You were by no means naïve before you began writing about women and war — you’d researched the polarizing extremes of stereotypes and sexism for your 1993 book, VIRGIN OR VAMP: HOW THE PRESS COVERS SEX CRIMES. What surprised you in your research on women veterans?

BENEDICT: I didn’t know much about the military when I began researching this subject – I had to learn everything. What surprised me the most was how much I liked the women veterans I met, and how moved I was by their struggles to do good in the world. One of the most difficult things a veteran has to cope with is facing what she did in war, deciding whether it was morally acceptable to her, and if it wasn’t, finding her way back to feeling like a good person again. That takes courage. A lot of women veterans I know have that courage: not the typical kind we think of, saving or killing people in battle, but the courage it takes to face one’s responsibility. And the courage it takes to fight back against injustice.

WOLF SEASON is a sort of sequel to your novel SAND QUEEN, but is set in upstate New York, and deals with being in the U.S. after involvement in the war. How did wolves come to be a part of this story?

BENEDICT: The inspiration for the wolves came out of a telephone conversation I had with a veteran who does, indeed, live in the woods with wolves and her child – not in New York, though. I never met this woman, and my character Rin is not in the least like her, but I was caught by her story, so I began to research wolves, and lo and behold, I found out that quite a few veterans keep, or work with wolves. I had no idea of that when I first began to write.
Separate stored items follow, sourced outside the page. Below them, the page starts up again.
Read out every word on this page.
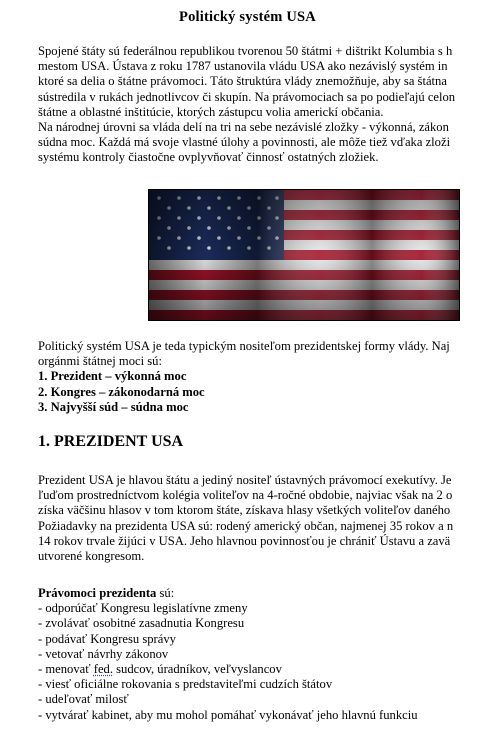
Politický systém USA
Spojené štáty sú federálnou republikou tvorenou 50 štátmi + dištrikt Kolumbia s h
mestom USA. Ústava z roku 1787 ustanovila vládu USA ako nezávislý systém in
ktoré sa delia o štátne právomoci. Táto štruktúra vlády znemožňuje, aby sa štátna
sústredila v rukách jednotlivcov či skupín. Na právomociach sa po podieľajú celon
štátne a oblastné inštitúcie, ktorých zástupcu volia americkí občania.
Na národnej úrovni sa vláda delí na tri na sebe nezávislé zložky - výkonná, zákon
súdna moc. Každá má svoje vlastné úlohy a povinnosti, ale môže tiež vďaka zloži
systému kontroly čiastočne ovplyvňovať činnosť ostatných zložiek.
Politický systém USA je teda typickým nositeľom prezidentskej formy vlády. Naj
orgánmi štátnej moci sú:
1. Prezident – výkonná moc
2. Kongres – zákonodarná moc
3. Najvyšší súd – súdna moc
1. PREZIDENT USA
Prezident USA je hlavou štátu a jediný nositeľ ústavných právomocí exekutívy. Je
ľuďom prostredníctvom kolégia voliteľov na 4-ročné obdobie, najviac však na 2 o
získa väčšinu hlasov v tom ktorom štáte, získava hlasy všetkých voliteľov daného
Požiadavky na prezidenta USA sú: rodený americký občan, najmenej 35 rokov a n
14 rokov trvale žijúci v USA. Jeho hlavnou povinnosťou je chrániť Ústavu a zavä
utvorené kongresom.
Právomoci prezidenta sú:
- odporúčať Kongresu legislatívne zmeny
- zvolávať osobitné zasadnutia Kongresu
- podávať Kongresu správy
- vetovať návrhy zákonov
- menovať fed. sudcov, úradníkov, veľvyslancov
- viesť oficiálne rokovania s predstaviteľmi cudzích štátov
- udeľovať milosť
- vytvárať kabinet, aby mu mohol pomáhať vykonávať jeho hlavnú funkciu
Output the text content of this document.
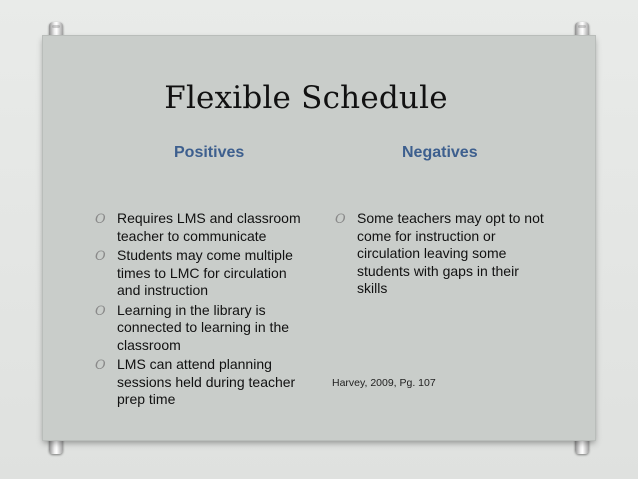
Flexible Schedule
Positives	Negatives
O Requires LMS and classroom teacher to communicate
O Students may come multiple times to LMC for circulation and instruction
O Learning in the library is connected to learning in the classroom
O LMS can attend planning sessions held during teacher prep time
O Some teachers may opt to not come for instruction or circulation leaving some students with gaps in their skills
Harvey, 2009, Pg. 107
You started in newspaper journalism and moved into longer articles, literary nonfiction, then fiction and a play. Which form is your favorite — the most comfortable one you reach for first — and how do you know when material belongs in another form?

BENEDICT: I was always a novelist first. I even wrote a novel—of sorts—when I was eight! Now I have written more novels than nonfiction books. Wolf Season is my seventh novel. But I also have a political side, and that’s the side drawn to journalism. So when the U.S. invaded Iraq, and when I found out about the epidemic of sexual persecution in the military, I felt an urgency to write the sort of exposé that works best in journalism. Later, when I wanted to go beyond an exposé and explore what war does to the human heart and soul -- then I turned to fiction.